Jakarta, CNBC Indonesia - Investor saham global masih terus memantau perkembangan konflik Rusia-Ukraina yang telah berlangsung hampir sebulan. Selain itu, pelaku pasar juga akan terus memperhatikan langkah bank sentral Amerika Serikat (AS) ke depan terkait kenaikan agresif suku bunga acuan.

Teranyar, Presiden Ukraina Volodymyr Zelenskyy memperingatkan bahwa jika pembicaraan damai dengan pemimpin Rusia Vladimir Putin gagal, hal itu berpotensi memicu perang dunia ketiga (PD III).

"Jika upaya ini gagal, itu berarti ini adalah perang dunia ketiga," kata Zelensky dalam wawancara dengan Fareed Zakaria dari CNN yang ditayangkan Minggu pagi waktu AS (20/3), sebagaimana dikutip CNBC International.

Pejabat Ukraina dan Rusia sendiri telah beberapa kali bertemu untuk pembicaraan damai, tetapi gagal mencapai kesepakatan utama.

Sementara itu, Presiden AS Joe Biden berencana mengadakan pembicaraan dengan para pemimpin Eropa Senin ini (21/3), seiring Ukraina menolak permintaan Rusia untuk menyerahkan kota pelabuhan Mariupol selatan yang sebelumnya telah terkepung.

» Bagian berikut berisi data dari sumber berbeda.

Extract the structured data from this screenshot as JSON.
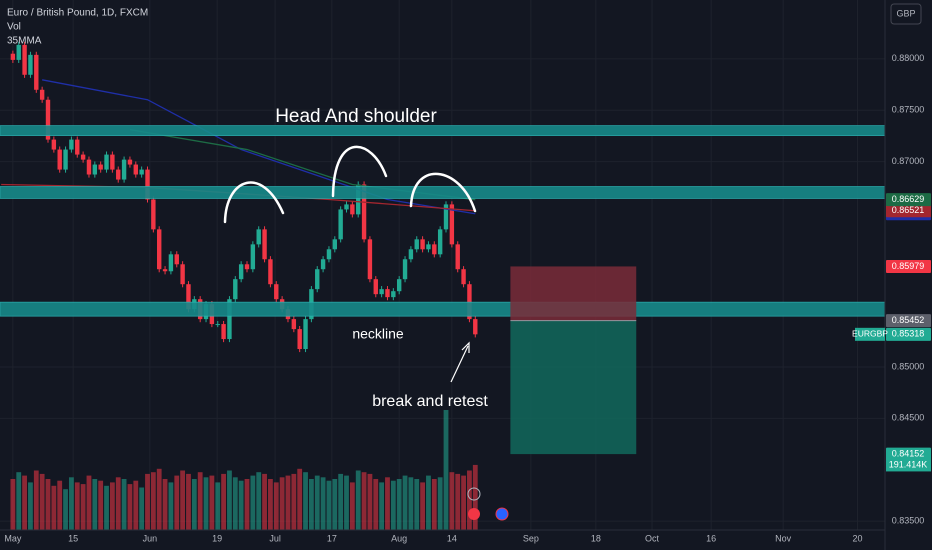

Sebelumnya, melansir Bloomberg, Minggu (20/3), utusan utama China untuk Washington berjanji negaranya "akan melakukan segalanya" untuk meredakan perang di Ukraina, tetapi menolak untuk mengutuk serangan Rusia dan menyebut permintaan semacam itu "naif."

"Ada disinformasi tentang China yang memberikan bantuan militer ke Rusia," kata Duta Besar Qin Gang di "Face the Nation" CBS pada Minggu.

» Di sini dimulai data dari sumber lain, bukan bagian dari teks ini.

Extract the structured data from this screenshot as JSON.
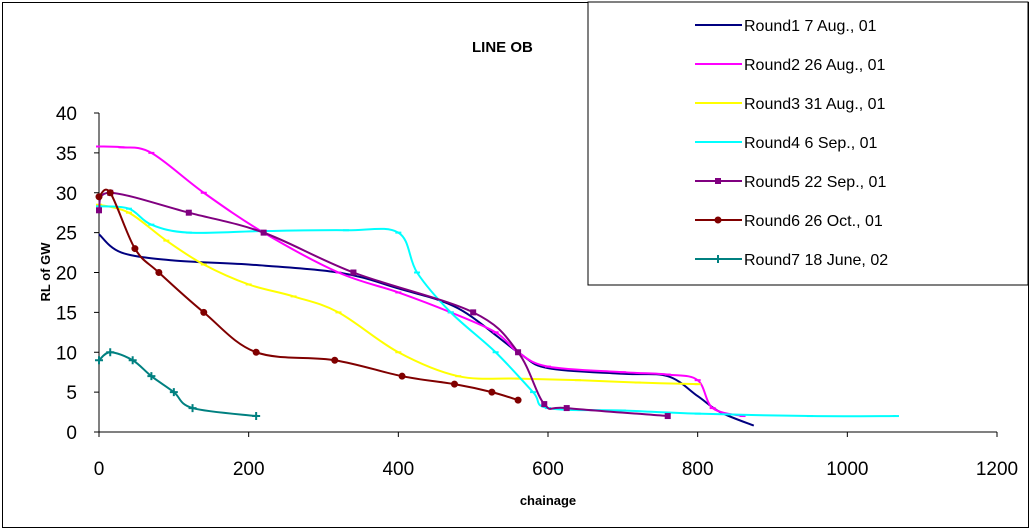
{
  "chart_data": {
    "type": "line",
    "title": "LINE OB",
    "xlabel": "chainage",
    "ylabel": "RL of GW",
    "xlim": [
      0,
      1200
    ],
    "ylim": [
      0,
      40
    ],
    "xticks": [
      0,
      200,
      400,
      600,
      800,
      1000,
      1200
    ],
    "yticks": [
      0,
      5,
      10,
      15,
      20,
      25,
      30,
      35,
      40
    ],
    "grid": false,
    "legend_position": "top-right",
    "series": [
      {
        "name": "Round1 7 Aug., 01",
        "color": "#000080",
        "marker": "none",
        "points": [
          [
            0,
            24.8
          ],
          [
            30,
            22.5
          ],
          [
            100,
            21.5
          ],
          [
            200,
            21
          ],
          [
            320,
            20
          ],
          [
            400,
            18
          ],
          [
            480,
            15.5
          ],
          [
            560,
            10
          ],
          [
            600,
            8
          ],
          [
            700,
            7.3
          ],
          [
            760,
            7
          ],
          [
            800,
            4.5
          ],
          [
            830,
            2.5
          ],
          [
            875,
            0.8
          ]
        ]
      },
      {
        "name": "Round2 26 Aug., 01",
        "color": "#FF00FF",
        "marker": "dash",
        "points": [
          [
            0,
            35.8
          ],
          [
            30,
            35.7
          ],
          [
            70,
            35
          ],
          [
            140,
            30
          ],
          [
            220,
            25
          ],
          [
            320,
            20
          ],
          [
            400,
            17.5
          ],
          [
            470,
            15
          ],
          [
            530,
            12.5
          ],
          [
            560,
            10
          ],
          [
            600,
            8.2
          ],
          [
            700,
            7.5
          ],
          [
            760,
            7.2
          ],
          [
            800,
            6.5
          ],
          [
            820,
            3
          ],
          [
            860,
            2
          ]
        ]
      },
      {
        "name": "Round3 31 Aug., 01",
        "color": "#FFFF00",
        "marker": "dash",
        "points": [
          [
            0,
            28.5
          ],
          [
            40,
            27.5
          ],
          [
            90,
            24
          ],
          [
            140,
            21
          ],
          [
            200,
            18.5
          ],
          [
            260,
            17
          ],
          [
            320,
            15
          ],
          [
            400,
            10
          ],
          [
            480,
            7
          ],
          [
            560,
            6.7
          ],
          [
            640,
            6.5
          ],
          [
            720,
            6.2
          ],
          [
            800,
            6
          ]
        ]
      },
      {
        "name": "Round4 6 Sep., 01",
        "color": "#00FFFF",
        "marker": "dash",
        "points": [
          [
            0,
            28.3
          ],
          [
            40,
            28
          ],
          [
            70,
            26
          ],
          [
            120,
            25
          ],
          [
            220,
            25.2
          ],
          [
            330,
            25.3
          ],
          [
            400,
            25
          ],
          [
            425,
            20
          ],
          [
            470,
            15
          ],
          [
            530,
            10
          ],
          [
            580,
            5
          ],
          [
            600,
            3
          ],
          [
            700,
            2.7
          ],
          [
            800,
            2.3
          ],
          [
            950,
            2
          ],
          [
            1065,
            2
          ]
        ]
      },
      {
        "name": "Round5 22 Sep., 01",
        "color": "#800080",
        "marker": "asterisk",
        "points": [
          [
            0,
            27.8
          ],
          [
            15,
            30
          ],
          [
            120,
            27.5
          ],
          [
            220,
            25
          ],
          [
            340,
            20
          ],
          [
            500,
            15
          ],
          [
            560,
            10
          ],
          [
            595,
            3.5
          ],
          [
            625,
            3
          ],
          [
            760,
            2
          ]
        ]
      },
      {
        "name": "Round6 26 Oct., 01",
        "color": "#800000",
        "marker": "circle",
        "points": [
          [
            0,
            29.5
          ],
          [
            15,
            30
          ],
          [
            48,
            23
          ],
          [
            80,
            20
          ],
          [
            140,
            15
          ],
          [
            210,
            10
          ],
          [
            315,
            9
          ],
          [
            405,
            7
          ],
          [
            475,
            6
          ],
          [
            525,
            5
          ],
          [
            560,
            4
          ]
        ]
      },
      {
        "name": "Round7 18 June, 02",
        "color": "#008080",
        "marker": "plus",
        "points": [
          [
            0,
            9
          ],
          [
            15,
            10
          ],
          [
            45,
            9
          ],
          [
            70,
            7
          ],
          [
            100,
            5
          ],
          [
            125,
            3
          ],
          [
            210,
            2
          ]
        ]
      }
    ]
  }
}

"China tidak mengirim "senjata dan amunisi ke pihak mana pun," lanjutnya, menyebut "kepentingan bersama" Beijing dengan Rusia sebagai "aset" yang dapat membantu pembicaraan damai tersebut.

"Mengutuk tidak menyelesaikan masalah," Qin bilang, "Saya akan terkejut jika Rusia akan mundur dengan kecaman."

Investor Menakar Langkah Agresif The Fed

Selain soal perang, pasar juga dibayangi rencana agresif kenaikan suku bunga oleh bank sentral Amerika Serikat (AS), Federal Reserve (The Fed), sepanjang tahun ini.

Asal tahu saja, pada Kamis pekan lalu (17/3), The Fed mengumumkan kenaikan suku bunga seperempat poin persentase atau 25 basis poin menjadi 0,2-0,5%.

Kenaikan suku bunga tersebut juga mulus. Pada hari pengumuman, tidak ada gejolak di pasar finansial global, malah aset-aset berisiko mengalami penguatan padahal The Fed mengindikasikan akan agresif dalam menaikkan suku bunga tahun ini.

Tiga indeks saham utama bursa saham AS atawa Wall Street, misalnya, sukses menorehkan kinerja cemerlang selama sepekan kemarin.

Sepanjang pekan lalu, ketiga indeks utama saham Negeri Paman Sam tersebut mencatat kinerja terbaik sejak awal November 2020. Dow Jones melonjak 5,5%, S&P naik 6,2%, dan Nasdaq menguat 8,2%

"Setelah salah satu minggu terbaik dalam beberapa tahun, sekarang pertanyaannya adalah apakah saham dapat menahan kenaikan itu? Kabar baiknya adalah April secara historis merupakan salah satu bulan terbaik untuk saham, jadi kalender tetap positif untuk tren kenaikan," kata Ryan Detrick dari LPL Financial, dikutip CNBC International.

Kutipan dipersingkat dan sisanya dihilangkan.